Revised Trumbull schools budget now poses 4.35% increase

TRUMBULL — Higher than expected health insurance costs and attempts to comply with recommendations contained in an operational review added about $400,000 to the school system’s 2021-22 budget request.

Superintendent Martin Semmel and business administrator Paul Hendrickson explained the reasons for the increase at last week’s Board of Education meeting. The board is scheduled to vote on the request, and if approved, submit it to First Selectman Vicki Tesoro Feb. 9.

“$113 million is a lot of money, and you want to make sure you spend it correctly,” Semmel said.

The additional $400,000 brings the school system’s budget request to $113.76 million, an increase of about 4.35 percent or $4.3 million more than the current budget.

According to Hendrickson, the bulk of the increase comes from the rising cost of projected health care expenses. The cost increase, which had been estimated at about 6 percent, is actually closer to 8 percent, he said. That accounts for $297,000.

The rest of the increase includes $80,000 for salary and benefits for an additional person in the school’s business office to serve as a backup in compiling the weekly payroll and some other functions. The district also added funds to pay for a facilitator for the planned social justice program ($20,000) and corrected a decimal error in Semmel’s professional services expense account, which was originally budgeted at $2,400 when it should have been $24,000.

Discussion among board members centered on the recently released operational review of the school system that included criticism of the financial practices of the previous administration. Board member Michael Ward asked whether any of the review’s recommendations had been addressed in next year’s budget.

Hendrickson confirmed the payroll backup person was a result of the review. In addition, the review listed the annual licensing fees for NOVAtime employee management software that that the schools had never used. The software cost more than $50,000 each year, and Hendrickson said he had negotiated a lower rate and had begun implementing the software.

NOVAtime includes, among other things, digital timecards and vacation and other assorted time-off tracking.

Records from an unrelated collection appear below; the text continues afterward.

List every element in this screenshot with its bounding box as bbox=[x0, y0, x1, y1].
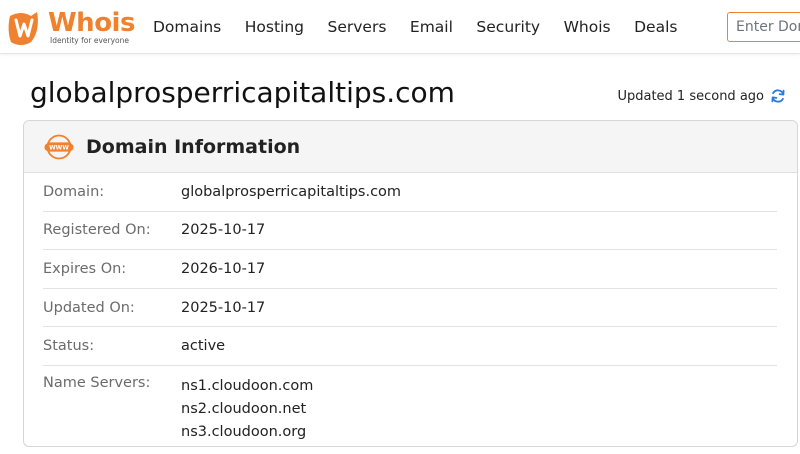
info-label: Name Servers: bbox=[43, 374, 151, 391]
info-row-name-servers: Name Servers: ns1.cloudoon.com ns2.cloud… bbox=[43, 366, 777, 444]
site-header: Whois Identity for everyone Domains Host… bbox=[0, 0, 800, 54]
info-row-registered: Registered On: 2025-10-17 bbox=[43, 212, 777, 251]
nav-item-deals[interactable]: Deals bbox=[634, 18, 677, 36]
domain-info-list: Domain: globalprosperricapitaltips.com R… bbox=[43, 173, 777, 444]
main-nav: Domains Hosting Servers Email Security W… bbox=[153, 0, 701, 54]
info-label: Status: bbox=[43, 338, 95, 355]
page-title: globalprosperricapitaltips.com bbox=[30, 76, 455, 109]
updated-text: Updated 1 second ago bbox=[617, 88, 764, 104]
info-label: Domain: bbox=[43, 183, 105, 200]
name-server: ns3.cloudoon.org bbox=[181, 423, 307, 440]
info-value: 2026-10-17 bbox=[181, 260, 266, 277]
info-value: 2025-10-17 bbox=[181, 222, 266, 239]
info-label: Expires On: bbox=[43, 260, 127, 277]
name-server-list: ns1.cloudoon.com ns2.cloudoon.net ns3.cl… bbox=[181, 375, 313, 444]
card-title: Domain Information bbox=[86, 135, 301, 158]
info-value: active bbox=[181, 338, 226, 355]
info-value: globalprosperricapitaltips.com bbox=[181, 183, 402, 200]
info-row-status: Status: active bbox=[43, 327, 777, 366]
updated-status: Updated 1 second ago bbox=[617, 88, 786, 104]
info-row-updated: Updated On: 2025-10-17 bbox=[43, 289, 777, 328]
logo-wordmark: Whois bbox=[48, 8, 135, 38]
nav-item-domains[interactable]: Domains bbox=[153, 18, 221, 36]
info-label: Registered On: bbox=[43, 222, 151, 239]
logo-mark-icon bbox=[8, 12, 38, 45]
domain-info-card: WWW Domain Information Domain: globalpro… bbox=[23, 120, 798, 447]
nav-item-security[interactable]: Security bbox=[476, 18, 540, 36]
svg-text:WWW: WWW bbox=[49, 144, 69, 151]
nav-item-whois[interactable]: Whois bbox=[564, 18, 611, 36]
card-header: WWW Domain Information bbox=[24, 121, 797, 173]
info-row-domain: Domain: globalprosperricapitaltips.com bbox=[43, 173, 777, 212]
nav-item-hosting[interactable]: Hosting bbox=[245, 18, 304, 36]
search-input[interactable] bbox=[727, 12, 800, 42]
www-icon: WWW bbox=[44, 134, 74, 159]
logo-tagline: Identity for everyone bbox=[50, 36, 129, 45]
info-value: 2025-10-17 bbox=[181, 299, 266, 316]
nav-item-servers[interactable]: Servers bbox=[328, 18, 387, 36]
name-server: ns2.cloudoon.net bbox=[181, 400, 307, 417]
info-label: Updated On: bbox=[43, 299, 135, 316]
name-server: ns1.cloudoon.com bbox=[181, 377, 314, 394]
info-row-expires: Expires On: 2026-10-17 bbox=[43, 250, 777, 289]
nav-item-email[interactable]: Email bbox=[410, 18, 453, 36]
site-logo[interactable]: Whois Identity for everyone bbox=[7, 8, 135, 46]
refresh-icon[interactable] bbox=[770, 88, 786, 104]
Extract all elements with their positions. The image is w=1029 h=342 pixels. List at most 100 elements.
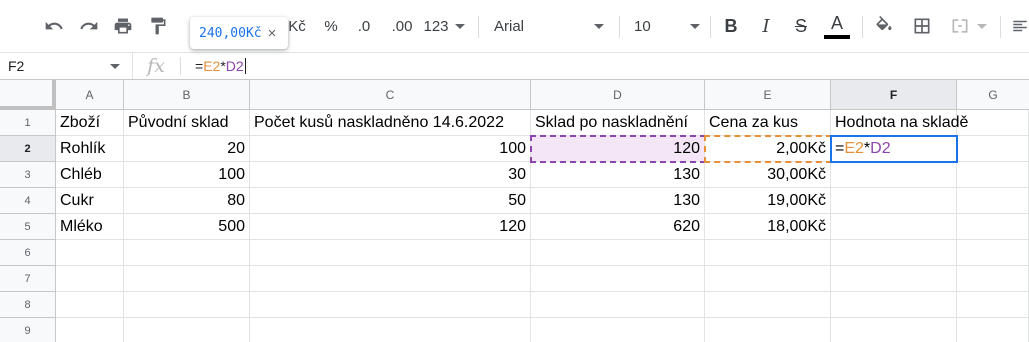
cell-b4[interactable]: 80 [124,188,250,214]
font-family-select[interactable]: Arial [490,10,608,42]
cell-d4[interactable]: 130 [531,188,705,214]
cell-g9[interactable] [957,318,1029,342]
cell-b9[interactable] [124,318,250,342]
cell-e2[interactable]: 2,00Kč [705,136,831,162]
column-header-g[interactable]: G [957,80,1029,110]
cell-c6[interactable] [250,240,531,266]
cell-g4[interactable] [957,188,1029,214]
italic-button[interactable]: I [753,10,779,42]
cell-a1[interactable]: Zboží [56,110,124,136]
cell-a4[interactable]: Cukr [56,188,124,214]
row-header-2[interactable]: 2 [0,136,56,162]
cell-d1[interactable]: Sklad po naskladnění [531,110,705,136]
decrease-decimals-button[interactable]: .0 [352,10,376,42]
formula-input[interactable]: = E2 * D2 [195,53,246,79]
cell-c7[interactable] [250,266,531,292]
font-size-select[interactable]: 10 [630,10,704,42]
close-icon[interactable]: × [268,25,277,42]
cell-d5[interactable]: 620 [531,214,705,240]
cell-f3[interactable] [831,162,957,188]
cell-a2[interactable]: Rohlík [56,136,124,162]
cell-c2[interactable]: 100 [250,136,531,162]
cell-e8[interactable] [705,292,831,318]
select-all-corner[interactable] [0,80,56,110]
row-header-3[interactable]: 3 [0,162,56,188]
cell-f4[interactable] [831,188,957,214]
cell-b8[interactable] [124,292,250,318]
cell-a5[interactable]: Mléko [56,214,124,240]
cell-b3[interactable]: 100 [124,162,250,188]
row-header-1[interactable]: 1 [0,110,56,136]
row-header-6[interactable]: 6 [0,240,56,266]
cell-g6[interactable] [957,240,1029,266]
cell-c3[interactable]: 30 [250,162,531,188]
column-header-e[interactable]: E [705,80,831,110]
align-left-icon[interactable] [1010,10,1029,42]
cell-e6[interactable] [705,240,831,266]
name-box[interactable]: F2 [0,53,133,79]
cell-f2[interactable]: =E2*D2 [831,136,957,162]
borders-icon[interactable] [908,10,936,42]
cell-a7[interactable] [56,266,124,292]
cell-d2[interactable]: 120 [531,136,705,162]
column-header-b[interactable]: B [124,80,250,110]
cell-b2[interactable]: 20 [124,136,250,162]
redo-icon[interactable] [75,10,103,42]
undo-icon[interactable] [40,10,68,42]
cell-d7[interactable] [531,266,705,292]
cell-d8[interactable] [531,292,705,318]
cell-e5[interactable]: 18,00Kč [705,214,831,240]
cell-d6[interactable] [531,240,705,266]
column-header-a[interactable]: A [56,80,124,110]
cell-g5[interactable] [957,214,1029,240]
cell-g2[interactable] [957,136,1029,162]
cell-d3[interactable]: 130 [531,162,705,188]
cell-g3[interactable] [957,162,1029,188]
cell-g7[interactable] [957,266,1029,292]
column-header-d[interactable]: D [531,80,705,110]
cell-e3[interactable]: 30,00Kč [705,162,831,188]
print-icon[interactable] [109,10,137,42]
cell-b7[interactable] [124,266,250,292]
cell-b6[interactable] [124,240,250,266]
cell-f9[interactable] [831,318,957,342]
cell-e9[interactable] [705,318,831,342]
cell-e4[interactable]: 19,00Kč [705,188,831,214]
merge-cells-icon[interactable] [944,10,992,42]
bold-button[interactable]: B [718,10,744,42]
cell-c1[interactable]: Počet kusů naskladněno 14.6.2022 [250,110,531,136]
cell-d9[interactable] [531,318,705,342]
cell-a8[interactable] [56,292,124,318]
cell-b5[interactable]: 500 [124,214,250,240]
column-header-c[interactable]: C [250,80,531,110]
paint-format-icon[interactable] [144,10,172,42]
cell-f1[interactable]: Hodnota na skladě [831,110,968,136]
percent-format-button[interactable]: % [320,10,342,42]
cell-f7[interactable] [831,266,957,292]
column-header-f[interactable]: F [831,80,957,110]
row-header-9[interactable]: 9 [0,318,56,342]
cell-f6[interactable] [831,240,957,266]
cell-c5[interactable]: 120 [250,214,531,240]
cell-c4[interactable]: 50 [250,188,531,214]
row-header-4[interactable]: 4 [0,188,56,214]
text-color-button[interactable]: A [822,10,852,42]
strikethrough-button[interactable]: S [788,10,814,42]
cell-g8[interactable] [957,292,1029,318]
cell-a6[interactable] [56,240,124,266]
row-header-8[interactable]: 8 [0,292,56,318]
cell-c9[interactable] [250,318,531,342]
cell-e7[interactable] [705,266,831,292]
cell-b1[interactable]: Původní sklad [124,110,250,136]
row-header-7[interactable]: 7 [0,266,56,292]
cell-f8[interactable] [831,292,957,318]
cell-g1[interactable] [957,110,1029,136]
cell-f5[interactable] [831,214,957,240]
increase-decimals-button[interactable]: .00 [388,10,416,42]
row-header-5[interactable]: 5 [0,214,56,240]
more-formats-button[interactable]: 123 [423,10,465,42]
cell-c8[interactable] [250,292,531,318]
fill-color-icon[interactable] [870,10,898,42]
cell-e1[interactable]: Cena za kus [705,110,831,136]
cell-a9[interactable] [56,318,124,342]
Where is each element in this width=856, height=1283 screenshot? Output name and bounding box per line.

The school system has been doing all of that by hand, which is a time-consuming process, Hendrickson said.

“Hopefully, this will ease the workload on people in the business office and they can concentrate on other, more important things,” he said.

Board member Marie Petitti questioned whether teachers would be required to punch a time clock, arguing that such a requirement “would be an insult.”

Fellow board member Tim Gallo, who is a teacher in another district and is familiar with the system, confirmed that teachers would not have to keep track of the time they spend lesson planning or doing other work outside of school hours.

“It’s still the same group of people clocking in, but just done in much more efficient ways,” he said. “People not currently punching a time clock are not going to start punching a time clock. This just replaces time sheets with a digital system.”

Board Chairman Lucinda Timpanelli, eyeing the annual cost, asked whether the increased efficiency was worth the price tag. Hendrickson said it was worth it.

“We pay 1,000 people biweekly, and on a weekly basis we pay another 400,” he said. “So if you have that many time sheets, the frustration and workload for things that can be accomplished more easily ... this makes it well worth it.”

Scot Kerr ended the discussion by asking for more information on the district’s paper and postage costs. Over the past three years, the district has spent an average of $291,592 on copying and paper, and another $45,000 annually on postage.

“The number just stuns me. What are we mailing?” he asked. “There should be savings when we’ve invested what we have (in technology).”

Semmel replied that he was not certain what the district had mailed last year, but had confirmed the amount.

“It’s something we can look into, we’re mailing things that should be emailed,” he said. “I don’t know enough about where all the postage goes, but it certainly is being spent.”